Tomorrow´s O.R., Today
The mitral–valve repair procedures were the first to be performed in TUH´s burgeoning robotic surgery program. Since Guy´s arrival in 2011, the program has grown significantly: Surgeons perform approximately two robotic–assisted surgeries per week, ranging from cardiac procedures such as coronary bypass grafts and atrial septal defect repairs, to other specialties including gynecology, urology and thoracics (parts of the chest unrelated to heart function).
The first–ever surgical procedure to use a robot was performed about 35 years ago, making it a fairly new surgical field. By hiring talented doctors, expanding the robots in other specialties and purchasing more high–tech equipment, Guy hopes to make TUH one of the nation's leaders in robotic surgery.

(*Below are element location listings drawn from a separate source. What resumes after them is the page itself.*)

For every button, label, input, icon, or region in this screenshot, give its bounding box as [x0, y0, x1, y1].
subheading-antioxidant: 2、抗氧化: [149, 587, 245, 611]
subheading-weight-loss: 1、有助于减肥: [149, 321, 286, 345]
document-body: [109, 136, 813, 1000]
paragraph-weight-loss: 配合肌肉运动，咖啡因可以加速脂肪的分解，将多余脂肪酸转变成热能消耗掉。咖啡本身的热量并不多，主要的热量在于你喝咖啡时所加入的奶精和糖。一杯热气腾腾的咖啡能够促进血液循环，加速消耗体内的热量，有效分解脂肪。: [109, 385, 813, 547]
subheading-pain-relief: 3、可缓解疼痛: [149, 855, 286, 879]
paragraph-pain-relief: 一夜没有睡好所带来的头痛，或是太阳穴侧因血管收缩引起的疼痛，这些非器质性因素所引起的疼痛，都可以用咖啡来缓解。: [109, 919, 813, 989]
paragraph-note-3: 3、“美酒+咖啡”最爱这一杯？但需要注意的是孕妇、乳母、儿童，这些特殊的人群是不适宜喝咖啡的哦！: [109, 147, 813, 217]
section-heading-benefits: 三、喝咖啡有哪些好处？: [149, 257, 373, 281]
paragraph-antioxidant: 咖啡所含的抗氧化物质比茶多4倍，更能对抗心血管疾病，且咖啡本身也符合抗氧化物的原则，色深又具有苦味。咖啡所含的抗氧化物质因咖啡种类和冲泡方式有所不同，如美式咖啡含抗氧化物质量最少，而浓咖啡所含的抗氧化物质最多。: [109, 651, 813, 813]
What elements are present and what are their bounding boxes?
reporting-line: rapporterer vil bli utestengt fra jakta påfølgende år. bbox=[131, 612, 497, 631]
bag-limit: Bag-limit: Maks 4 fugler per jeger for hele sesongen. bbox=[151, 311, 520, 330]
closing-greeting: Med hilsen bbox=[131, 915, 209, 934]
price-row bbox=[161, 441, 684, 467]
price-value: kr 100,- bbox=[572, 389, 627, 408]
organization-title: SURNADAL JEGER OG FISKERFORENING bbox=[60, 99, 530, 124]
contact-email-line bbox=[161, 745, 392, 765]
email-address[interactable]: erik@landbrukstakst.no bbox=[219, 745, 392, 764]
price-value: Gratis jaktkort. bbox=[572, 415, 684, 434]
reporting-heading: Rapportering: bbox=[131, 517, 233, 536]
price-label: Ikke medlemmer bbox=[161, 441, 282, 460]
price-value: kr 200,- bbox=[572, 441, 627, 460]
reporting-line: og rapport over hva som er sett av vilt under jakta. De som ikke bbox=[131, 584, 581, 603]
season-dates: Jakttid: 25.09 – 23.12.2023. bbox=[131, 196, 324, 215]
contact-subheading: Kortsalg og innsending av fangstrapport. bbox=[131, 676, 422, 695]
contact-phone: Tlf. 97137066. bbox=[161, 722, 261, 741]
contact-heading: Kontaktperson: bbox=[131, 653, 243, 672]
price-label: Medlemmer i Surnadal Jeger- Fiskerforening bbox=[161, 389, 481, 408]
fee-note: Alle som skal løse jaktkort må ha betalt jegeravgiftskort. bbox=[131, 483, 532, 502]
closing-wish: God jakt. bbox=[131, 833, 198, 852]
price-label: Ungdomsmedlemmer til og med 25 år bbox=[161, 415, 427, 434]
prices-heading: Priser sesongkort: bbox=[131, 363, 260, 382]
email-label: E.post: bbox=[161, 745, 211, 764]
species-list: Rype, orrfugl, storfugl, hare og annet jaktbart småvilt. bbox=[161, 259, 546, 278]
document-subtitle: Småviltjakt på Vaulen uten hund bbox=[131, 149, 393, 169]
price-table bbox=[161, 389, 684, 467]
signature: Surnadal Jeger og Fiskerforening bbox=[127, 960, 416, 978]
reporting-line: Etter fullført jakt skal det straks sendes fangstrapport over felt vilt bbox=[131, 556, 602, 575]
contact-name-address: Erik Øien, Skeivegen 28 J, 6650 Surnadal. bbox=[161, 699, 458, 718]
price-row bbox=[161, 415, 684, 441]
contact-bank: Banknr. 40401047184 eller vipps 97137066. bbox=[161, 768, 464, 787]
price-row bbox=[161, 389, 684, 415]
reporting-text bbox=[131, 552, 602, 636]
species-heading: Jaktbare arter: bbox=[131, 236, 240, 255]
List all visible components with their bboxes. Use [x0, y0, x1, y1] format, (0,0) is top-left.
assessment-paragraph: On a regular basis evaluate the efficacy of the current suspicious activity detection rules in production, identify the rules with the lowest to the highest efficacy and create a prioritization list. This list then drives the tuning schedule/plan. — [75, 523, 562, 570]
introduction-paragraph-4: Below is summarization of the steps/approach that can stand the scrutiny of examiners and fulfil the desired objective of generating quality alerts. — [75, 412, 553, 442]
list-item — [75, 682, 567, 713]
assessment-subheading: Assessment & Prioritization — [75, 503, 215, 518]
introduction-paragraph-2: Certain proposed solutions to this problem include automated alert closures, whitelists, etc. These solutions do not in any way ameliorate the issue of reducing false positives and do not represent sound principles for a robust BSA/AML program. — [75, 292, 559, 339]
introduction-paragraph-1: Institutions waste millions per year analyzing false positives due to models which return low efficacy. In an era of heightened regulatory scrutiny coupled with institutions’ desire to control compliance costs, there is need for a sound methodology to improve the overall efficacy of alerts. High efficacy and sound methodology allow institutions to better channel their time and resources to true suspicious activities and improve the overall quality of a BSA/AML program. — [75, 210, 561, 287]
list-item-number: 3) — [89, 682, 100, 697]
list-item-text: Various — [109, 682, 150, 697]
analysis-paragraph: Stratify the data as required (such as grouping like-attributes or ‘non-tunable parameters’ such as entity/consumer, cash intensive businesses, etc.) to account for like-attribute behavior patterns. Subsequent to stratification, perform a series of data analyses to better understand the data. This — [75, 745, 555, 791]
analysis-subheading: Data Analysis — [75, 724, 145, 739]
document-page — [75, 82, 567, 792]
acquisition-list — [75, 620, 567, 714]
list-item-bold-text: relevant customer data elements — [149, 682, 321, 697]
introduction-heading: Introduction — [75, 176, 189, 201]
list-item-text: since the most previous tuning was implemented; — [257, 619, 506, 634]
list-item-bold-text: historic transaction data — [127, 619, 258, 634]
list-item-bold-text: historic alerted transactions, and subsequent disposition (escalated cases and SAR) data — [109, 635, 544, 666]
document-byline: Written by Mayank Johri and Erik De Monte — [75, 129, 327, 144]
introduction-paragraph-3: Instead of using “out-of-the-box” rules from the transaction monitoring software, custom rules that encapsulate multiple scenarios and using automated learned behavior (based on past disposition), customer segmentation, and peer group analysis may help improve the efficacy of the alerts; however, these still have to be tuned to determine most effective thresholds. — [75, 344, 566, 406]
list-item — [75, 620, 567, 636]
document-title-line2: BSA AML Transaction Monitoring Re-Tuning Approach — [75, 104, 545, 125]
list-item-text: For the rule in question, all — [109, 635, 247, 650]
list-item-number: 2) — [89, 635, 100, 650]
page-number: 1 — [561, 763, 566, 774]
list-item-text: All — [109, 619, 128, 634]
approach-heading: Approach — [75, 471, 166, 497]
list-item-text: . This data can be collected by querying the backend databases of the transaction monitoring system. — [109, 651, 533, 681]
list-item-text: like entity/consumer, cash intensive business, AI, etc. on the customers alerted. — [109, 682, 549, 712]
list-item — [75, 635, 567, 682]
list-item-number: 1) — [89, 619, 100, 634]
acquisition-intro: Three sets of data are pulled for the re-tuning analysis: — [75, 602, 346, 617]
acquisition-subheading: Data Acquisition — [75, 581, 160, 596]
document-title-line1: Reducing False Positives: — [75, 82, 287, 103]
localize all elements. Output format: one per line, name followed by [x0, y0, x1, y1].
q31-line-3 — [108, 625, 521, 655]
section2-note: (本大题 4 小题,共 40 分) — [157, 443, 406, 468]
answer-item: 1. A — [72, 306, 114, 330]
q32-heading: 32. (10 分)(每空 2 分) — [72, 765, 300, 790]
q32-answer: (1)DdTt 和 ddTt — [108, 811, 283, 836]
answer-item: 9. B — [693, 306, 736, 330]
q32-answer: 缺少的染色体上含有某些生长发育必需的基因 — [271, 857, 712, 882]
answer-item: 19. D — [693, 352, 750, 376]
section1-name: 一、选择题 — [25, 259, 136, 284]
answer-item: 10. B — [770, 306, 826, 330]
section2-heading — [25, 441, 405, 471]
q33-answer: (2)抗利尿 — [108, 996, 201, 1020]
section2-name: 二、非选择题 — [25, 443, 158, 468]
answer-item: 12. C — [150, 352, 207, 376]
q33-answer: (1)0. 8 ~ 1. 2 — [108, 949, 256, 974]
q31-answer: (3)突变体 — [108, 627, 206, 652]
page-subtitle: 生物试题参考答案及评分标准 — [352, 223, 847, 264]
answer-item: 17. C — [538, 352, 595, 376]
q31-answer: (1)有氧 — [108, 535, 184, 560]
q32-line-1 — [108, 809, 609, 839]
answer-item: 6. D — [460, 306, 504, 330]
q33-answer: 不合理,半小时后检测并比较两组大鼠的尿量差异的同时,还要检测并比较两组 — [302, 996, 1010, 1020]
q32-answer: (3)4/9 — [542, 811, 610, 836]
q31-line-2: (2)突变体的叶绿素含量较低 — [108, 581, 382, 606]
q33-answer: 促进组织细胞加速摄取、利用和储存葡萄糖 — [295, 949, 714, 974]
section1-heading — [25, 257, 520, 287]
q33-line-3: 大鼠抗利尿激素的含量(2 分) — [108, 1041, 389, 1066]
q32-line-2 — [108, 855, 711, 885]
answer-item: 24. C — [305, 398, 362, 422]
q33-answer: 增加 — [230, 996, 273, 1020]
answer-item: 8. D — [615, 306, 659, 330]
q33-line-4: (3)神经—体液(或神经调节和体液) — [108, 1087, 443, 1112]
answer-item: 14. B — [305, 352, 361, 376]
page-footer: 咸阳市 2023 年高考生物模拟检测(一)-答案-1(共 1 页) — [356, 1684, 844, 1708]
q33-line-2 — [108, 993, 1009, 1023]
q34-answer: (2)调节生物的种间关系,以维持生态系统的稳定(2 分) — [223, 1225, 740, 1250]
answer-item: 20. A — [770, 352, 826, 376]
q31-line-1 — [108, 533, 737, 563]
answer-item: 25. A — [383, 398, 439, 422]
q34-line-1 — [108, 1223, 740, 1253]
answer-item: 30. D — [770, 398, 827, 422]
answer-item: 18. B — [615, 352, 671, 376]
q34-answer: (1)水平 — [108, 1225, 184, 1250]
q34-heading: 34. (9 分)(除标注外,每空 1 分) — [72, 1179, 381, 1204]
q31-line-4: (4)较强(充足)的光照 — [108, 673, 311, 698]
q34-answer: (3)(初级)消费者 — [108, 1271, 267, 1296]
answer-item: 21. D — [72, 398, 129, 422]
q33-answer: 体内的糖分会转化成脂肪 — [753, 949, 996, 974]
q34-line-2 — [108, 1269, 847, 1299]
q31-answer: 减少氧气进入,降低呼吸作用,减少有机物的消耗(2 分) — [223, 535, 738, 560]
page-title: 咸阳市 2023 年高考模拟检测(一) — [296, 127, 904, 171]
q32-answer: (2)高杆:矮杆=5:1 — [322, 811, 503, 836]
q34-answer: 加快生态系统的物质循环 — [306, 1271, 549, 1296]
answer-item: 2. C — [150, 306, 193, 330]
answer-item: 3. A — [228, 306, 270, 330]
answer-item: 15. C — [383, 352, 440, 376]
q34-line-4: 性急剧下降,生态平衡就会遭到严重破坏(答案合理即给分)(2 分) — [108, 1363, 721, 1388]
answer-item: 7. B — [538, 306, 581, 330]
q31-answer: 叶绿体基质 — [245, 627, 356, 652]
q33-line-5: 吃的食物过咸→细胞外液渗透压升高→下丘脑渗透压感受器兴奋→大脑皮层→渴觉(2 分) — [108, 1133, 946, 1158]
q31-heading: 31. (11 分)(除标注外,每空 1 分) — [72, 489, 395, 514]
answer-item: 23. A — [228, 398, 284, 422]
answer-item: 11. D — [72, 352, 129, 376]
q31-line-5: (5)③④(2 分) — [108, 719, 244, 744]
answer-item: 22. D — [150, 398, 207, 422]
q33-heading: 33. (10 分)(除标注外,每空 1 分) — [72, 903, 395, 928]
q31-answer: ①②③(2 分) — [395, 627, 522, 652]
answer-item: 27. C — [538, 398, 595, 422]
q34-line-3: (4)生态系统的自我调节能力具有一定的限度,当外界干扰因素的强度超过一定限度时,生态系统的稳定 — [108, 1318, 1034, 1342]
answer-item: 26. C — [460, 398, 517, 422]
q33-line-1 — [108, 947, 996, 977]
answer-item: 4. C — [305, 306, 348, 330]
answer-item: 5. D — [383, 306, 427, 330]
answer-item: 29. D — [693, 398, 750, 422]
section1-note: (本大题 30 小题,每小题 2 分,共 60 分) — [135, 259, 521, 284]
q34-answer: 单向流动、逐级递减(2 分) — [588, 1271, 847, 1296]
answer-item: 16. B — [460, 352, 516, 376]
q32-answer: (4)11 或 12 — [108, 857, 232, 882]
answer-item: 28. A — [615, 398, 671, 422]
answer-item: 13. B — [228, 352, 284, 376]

The first step toward that goal came in April. Daniel Eun, MED ´01, newly appointed vice chief of robotic surgery and director of minimally invasive robotic urological oncology at Temple, performed the nation´s first robotic–assisted repair of an obstructed kidney by operating through a single, small incision in the patient´s navel.
"Using a platform that improves the surgeon´s ability to manipulate the instruments with greater range of motion through that single incision truly brings the greatest benefits to patients," Eun explains.
"If we want to attract more patients to TUH, we have to do things that other places aren´t doing," Guy says. "My goal is to develop a high–volume, multi–specialty robotic program that is on the absolute cutting edge, but that we do it in the best interest of the patients. I want robotics to be in every specialty where it´s beneficial."